I’ve never understood why so many people place “E.T. the Extra-Terrestrial” on such a high pedestal, because it’s easily one of Steven Spielberg’s most overrated movies. Though the nostalgia factor has certainly played a role in its sustained popularity over the years, when viewed without those rose-colored glasses, the film’s flaws are pretty evident. Not only is the acting terrible for the most part, but a lot of the special effects don’t hold up that well, particularly the flying bikes. It’s also way too long – a fact that’s even more incredible considering the director cut 40 minutes from the original version – and it has some strange tonal issues, including the arrival of those creepy men in the astronaut suits in the final act. Still, while “E.T.” is hardly worthy of joining “Jaws” and “Raiders of the Lost Ark” on the list of cinema classics, it’s a sweet and often funny film that every parent should show their children at least once.

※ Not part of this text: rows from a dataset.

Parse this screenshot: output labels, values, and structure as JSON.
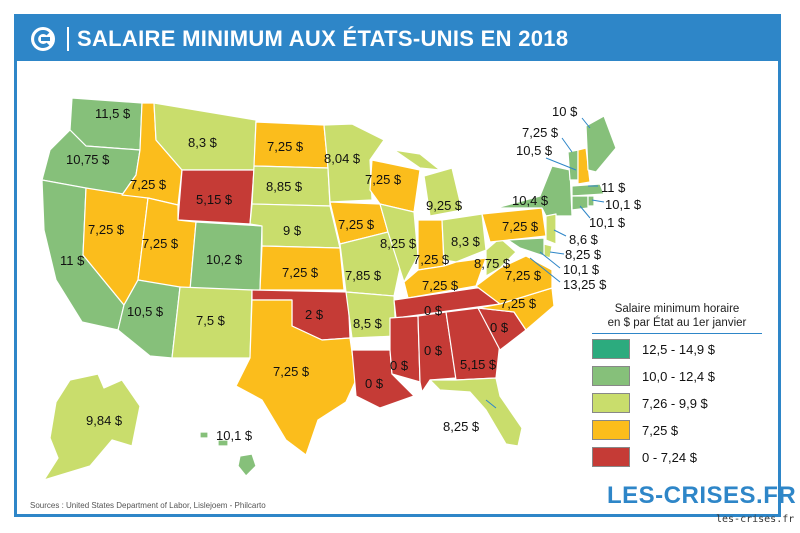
{
  "title": "SALAIRE MINIMUM AUX ÉTATS-UNIS EN 2018",
  "legend": {
    "title_line1": "Salaire minimum horaire",
    "title_line2": "en $ par État au 1er janvier",
    "items": [
      {
        "label": "12,5 - 14,9 $",
        "color": "#2cab7e"
      },
      {
        "label": "10,0 - 12,4 $",
        "color": "#86c07a"
      },
      {
        "label": "7,26 - 9,9 $",
        "color": "#c9dd6c"
      },
      {
        "label": "7,25 $",
        "color": "#fbbd1c"
      },
      {
        "label": "0 - 7,24 $",
        "color": "#c53b36"
      }
    ]
  },
  "states": {
    "WA": "11,5 $",
    "OR": "10,75 $",
    "CA": "11 $",
    "NV": "7,25 $",
    "ID": "7,25 $",
    "MT": "8,3 $",
    "WY": "5,15 $",
    "UT": "7,25 $",
    "AZ": "10,5 $",
    "CO": "10,2 $",
    "NM": "7,5 $",
    "ND": "7,25 $",
    "SD": "8,85 $",
    "NE": "9 $",
    "KS": "7,25 $",
    "OK": "2 $",
    "TX": "7,25 $",
    "MN": "8,04 $",
    "IA": "7,25 $",
    "MO": "7,85 $",
    "AR": "8,5 $",
    "LA": "0 $",
    "WI": "7,25 $",
    "IL": "8,25 $",
    "MS": "0 $",
    "MI": "9,25 $",
    "IN": "7,25 $",
    "KY": "7,25 $",
    "TN": "0 $",
    "AL": "0 $",
    "OH": "8,3 $",
    "WV": "8,75 $",
    "VA": "7,25 $",
    "NC": "7,25 $",
    "SC": "0 $",
    "GA": "5,15 $",
    "FL": "8,25 $",
    "PA": "7,25 $",
    "NY": "10,4 $",
    "VT": "10,5 $",
    "ME": "10 $",
    "NH": "7,25 $",
    "MA": "11 $",
    "RI": "10,1 $",
    "CT": "10,1 $",
    "NJ": "8,6 $",
    "DE": "8,25 $",
    "MD": "10,1 $",
    "DC": "13,25 $",
    "AK": "9,84 $",
    "HI": "10,1 $"
  },
  "sources": "Sources : United States Department of Labor, Lislejoem - Philcarto",
  "brand": "LES-CRISES.FR",
  "site": "les-crises.fr"
}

Blu-ray Highlight: There are two new extras included on the 30th Anniversary release, and they’re both excellent. “The E.T. Journals” offers nearly an hour of behind-the-scenes footage from production, while “Steven Spielberg and E.T.” features the director reflecting on the making of the film, including where the idea originated from, showing the movie at Cannes and the White House, the aborted sequel talk and much more.

“The Raven”

The latest in a growing line of projects driven by Hollywood’s fascination with revisionist history, James McTeigue’s “The Raven” proposes that in the weeks leading up to his death, American poet Edgar Allen Poe helped solve a series of copycat murders based on his grisly tales. It’s difficult to view the film as anything other than a half-hearted attempt at cashing in on the success of Warner Brothers’ “Sherlock Holmes” reboot, because it’s every bit the dull, cookie cutter thriller that the trailers suggested. Not only is the premise ridiculous, but it’s executed so tediously that McTeigue could have lopped off 20 minutes from just about any part of the movie and no one would have noticed. The legacy of Poe deserves so much better than this generic murder mystery, and although John Cusack has some good moments as the eccentric writer, it would have been a lot more interesting to see the actor play him in a traditional biopic as opposed to this preposterous and lifeless piece of schlock. The next time Hollywood thinks about defiling a respected literary figure, they would be wise to heed Poe’s famous words and simply say “nevermore.”

Blu-ray Highlight: There aren’t any extras on the disc that stand out, but the making-of featurette “The Raven Guts: Bringing Death to Life” provides the usual behind the scenes fluff on things like casting and production design for those who are interested.

“Strangers on a Train” / “Dial M for Murder”

With the upcoming release of Universal’s “Alfred Hitchcock: The Masterpiece Collection,” it only seems fitting that Warner Bros. should take the opportunity to debut some of their Hitchcock films on Blu-ray as well. Though “Strangers on a Train” and “Dial M for Murder” predate many of the director’s most popular movies, they still showcase the Master of Suspense at the top of his game. “Strangers on a Train” is probably the better known of the pair, but despite a solid turn by Robert Walker as the eccentric villain, the film’s sluggish pacing and ridiculous finale prevent it from being as great as its reputation might suggest. In fact, although it doesn’t get as much credit, “Dial M for Murder” is the stronger movie – an adaptation of the Frederick Knotts stage play that’s as tautly thrilling as it is smart. It also helps that everyone in the cast is so good, from Grace Kelly’s adulterous victim to John Williams’ police inspector, but it’s Ray Milland who absolutely steals the show as a “villain” so likable that you’re practically rooting for him to get away with murder. Though it’s a bit strange that Hitchcock would chose one of his less visually interesting movies to shoot in 3D, “Dial M for Murder” is every bit as captivating without the silly gimmick.

Blu-ray Highlight: Though most of the bonus material is from previous DVD releases, there’s a retrospective on each film – “Strangers on a Train: A Hitchcock Classic” and “Hitchcock and Dial M” – that provides some excellent insight from various friends and historians about the movies’ productions and the key Hitchcockian elements in both.